解决方案:修改hadoop-env.sh文件,添加HADOOP-CLASSPATH环境变量
[hadoop@node02 hadoop]$ cd /kkb/install/hadoop-3.1.4/etc/hadoop
[hadoop@node02 hadoop]$ vim hadoop-env.sh
export HADOOP_CLASSPATH=/kkb/install/hbase-2.2.2/lib/*
# * 一定要不然报错,注意不要用$HBASE_HOME代替
2、集群Hbase正常启动后,HRegionServer节点几分钟后自动断开
通过查看日志,如图报错
java.lang.NoClassDefFoundError: org/apache/htrace/SpanReceiver
解决方案:复制htrace-core4-4.2.0-incubating.jar至lib目录下
[hadoop@node03 client-facing-thirdparty]$ pwd
/kkb/install/hbase-2.2.2/lib/client-facing-thirdparty
[hadoop@node03 client-facing-thirdparty]$ cp /kkb/install/hbase-2.2.2/lib/client-facing-thirdparty/htrace-core4-4.2.0-incubating.jar /kkb/install/hbase-2.2.2/lib/
四、Flume
1、Flume agent执行如图报错:
报错原因:apache-flume-1.9.0-bin、hadoop-3.1.4都有guava包,但是版本不一致,会造成冲突
解决方案:将hadoop中高版本的guava包,替换flume中低版本的包
cd /kkb/install/apache-flume-1.9.0-bin/lib
rm -f guava-11.0.2.jar
cp /kkb/install/hadoop-3.1.4/share/hadoop/common/lib/guava-27.0-jre.jar .
MySQL
1、导出mysql表数据,指定csv格式
语法:select * from tablename into outfile "目录路径/tablename.csv" fields terminated by ',' lines terminated by '\n';
报错:ERROR 1290 (HY000): The MySQL server is running with the --secure-file-priv option so it cannot execute this statement
解决方案:查看mysql变量secure_file_priv设置,按照设置路径修改导出目录路径即可。

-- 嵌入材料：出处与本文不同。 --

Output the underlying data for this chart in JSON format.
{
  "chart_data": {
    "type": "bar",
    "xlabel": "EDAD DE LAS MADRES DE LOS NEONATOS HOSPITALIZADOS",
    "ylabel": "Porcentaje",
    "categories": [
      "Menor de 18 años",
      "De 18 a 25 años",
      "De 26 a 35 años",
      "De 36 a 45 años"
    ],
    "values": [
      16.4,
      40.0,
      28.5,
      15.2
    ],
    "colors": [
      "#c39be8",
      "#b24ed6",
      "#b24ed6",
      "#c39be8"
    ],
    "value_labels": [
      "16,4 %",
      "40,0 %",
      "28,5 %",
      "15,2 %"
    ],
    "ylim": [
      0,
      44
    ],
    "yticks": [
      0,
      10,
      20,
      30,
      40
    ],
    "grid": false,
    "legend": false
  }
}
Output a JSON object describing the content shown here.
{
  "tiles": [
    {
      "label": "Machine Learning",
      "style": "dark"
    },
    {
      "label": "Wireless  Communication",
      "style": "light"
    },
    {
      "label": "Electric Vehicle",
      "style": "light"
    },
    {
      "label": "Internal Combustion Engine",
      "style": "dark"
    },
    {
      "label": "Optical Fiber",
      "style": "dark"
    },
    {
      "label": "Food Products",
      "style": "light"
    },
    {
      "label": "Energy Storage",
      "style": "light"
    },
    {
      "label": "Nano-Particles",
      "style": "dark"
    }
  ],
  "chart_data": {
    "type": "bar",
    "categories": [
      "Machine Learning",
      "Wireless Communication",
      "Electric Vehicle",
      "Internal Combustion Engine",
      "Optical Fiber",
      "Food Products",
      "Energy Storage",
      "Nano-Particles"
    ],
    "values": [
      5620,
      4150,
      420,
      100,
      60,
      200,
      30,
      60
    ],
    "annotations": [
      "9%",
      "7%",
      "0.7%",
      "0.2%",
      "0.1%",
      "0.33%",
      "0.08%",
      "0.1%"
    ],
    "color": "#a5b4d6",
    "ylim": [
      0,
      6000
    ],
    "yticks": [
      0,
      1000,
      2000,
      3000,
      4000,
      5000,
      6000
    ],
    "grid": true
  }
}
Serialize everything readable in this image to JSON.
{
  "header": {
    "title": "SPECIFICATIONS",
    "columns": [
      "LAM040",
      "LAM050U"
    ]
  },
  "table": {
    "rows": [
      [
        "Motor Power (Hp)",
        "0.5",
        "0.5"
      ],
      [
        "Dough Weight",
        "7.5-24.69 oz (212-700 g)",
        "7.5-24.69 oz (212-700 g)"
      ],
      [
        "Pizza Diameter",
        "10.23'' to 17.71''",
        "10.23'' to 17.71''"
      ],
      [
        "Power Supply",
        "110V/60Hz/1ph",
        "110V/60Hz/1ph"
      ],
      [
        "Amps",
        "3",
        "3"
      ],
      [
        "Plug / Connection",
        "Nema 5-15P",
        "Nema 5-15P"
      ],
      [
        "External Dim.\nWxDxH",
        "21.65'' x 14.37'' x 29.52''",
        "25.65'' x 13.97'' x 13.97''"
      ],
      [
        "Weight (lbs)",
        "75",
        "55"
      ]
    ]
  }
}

mysql> select * from students into outfile "/tmp/students.csv" fields terminated by ',' lines terminated by '\n';
ERROR 1290 (HY000): The MySQL server is running with the --secure-file-priv option so it cannot execute this statement
mysql> show variables like '*file*';
Empty set (0.00 sec)
mysql> show variables like '*secure_file*';
Empty set (0.00 sec)
mysql> show variables like '%secure_file%';
+------------------+-----------------------+
| Variable_name | Value |
+------------------+-----------------------+
| secure_file_priv | /var/lib/mysql-files/ |
+------------------+-----------------------+
1 row in set (0.00 sec)
mysql> select * from students into outfile "/var/lib/mysql-files/students.csv" fields terminated by ',' lines terminated by '\n';
Query OK, 6 rows affected (0.01 sec)
Spark
1、相同的jar包通过集群cluster的方式,在yarn执行成功,在spark的standalone下执行失败
bin/spark-submit --master spark://node01:7077 \
--deploy-mode cluster \
--class com.kkb.spark.core.SparkCountCluster \
--executor-memory 1G \
--total-executor-cores 2 \
hdfs://node01:8020/original-spark-core-1.0-SNAPSHOT.jar \
hdfs://node01:8020/word.txt hdfs://node01:8020/output
报错:
Launch Command: "/kkb/install/jdk1.8.0_141/bin/java" "-cp" "/kkb/install/spark-2.3.3-bin-hadoop2.7/conf/:/kkb/install/spark-2.3.3-bin-hadoop2.7/jars/*:/kkb/install/hadoop-3.1.4/etc/hadoop/" "-Xmx1024M" "-Dspark.eventLog.enabled=true" "-Dspark.submit.deployMode=cluster" "-Dspark.yarn.historyServer.address=node01:4000" "-Dspark.app.name=com.kkb.spark.core.SparkCountCluster" "-Dspark.driver.supervise=false" "-Dspark.executor.memory=1g" "-Dspark.eventLog.dir=hdfs://node01:8020/spark_log" "-Dspark.master=spark://node01:7077" "-Dspark.driver.extraClassPath=/kkb/install/hadoop-3.1.4/share/hadoop/common/hadoop-lzo-0.4.20.jar" "-Dspark.eventLog.compress=true" "-Dspark.cores.max=2" "-Dspark.executor.extraClassPath=/kkb/install/hadoop-3.1.4/share/hadoop/common/hadoop-lzo-0.4.20.jar" "-Dspark.history.ui.port=4000" "-Dspark.rpc.askTimeout=10s" "-Dspark.jars=hdfs://node01:8020/original-spark-core-1.0-SNAPSHOT.jar" "org.apache.spark.deploy.worker.DriverWrapper" "spark://Worker@192.168.153.110:41049" "/kkb/install/spark-2.3.3-bin-hadoop2.7/work/driver-20210115100008-0000/original-spark-core-1.0-SNAPSHOT.jar" "com.kkb.spark.core.SparkCountCluster" "hdfs://node01:8020/word.txt" "hdfs://node01:8020/output"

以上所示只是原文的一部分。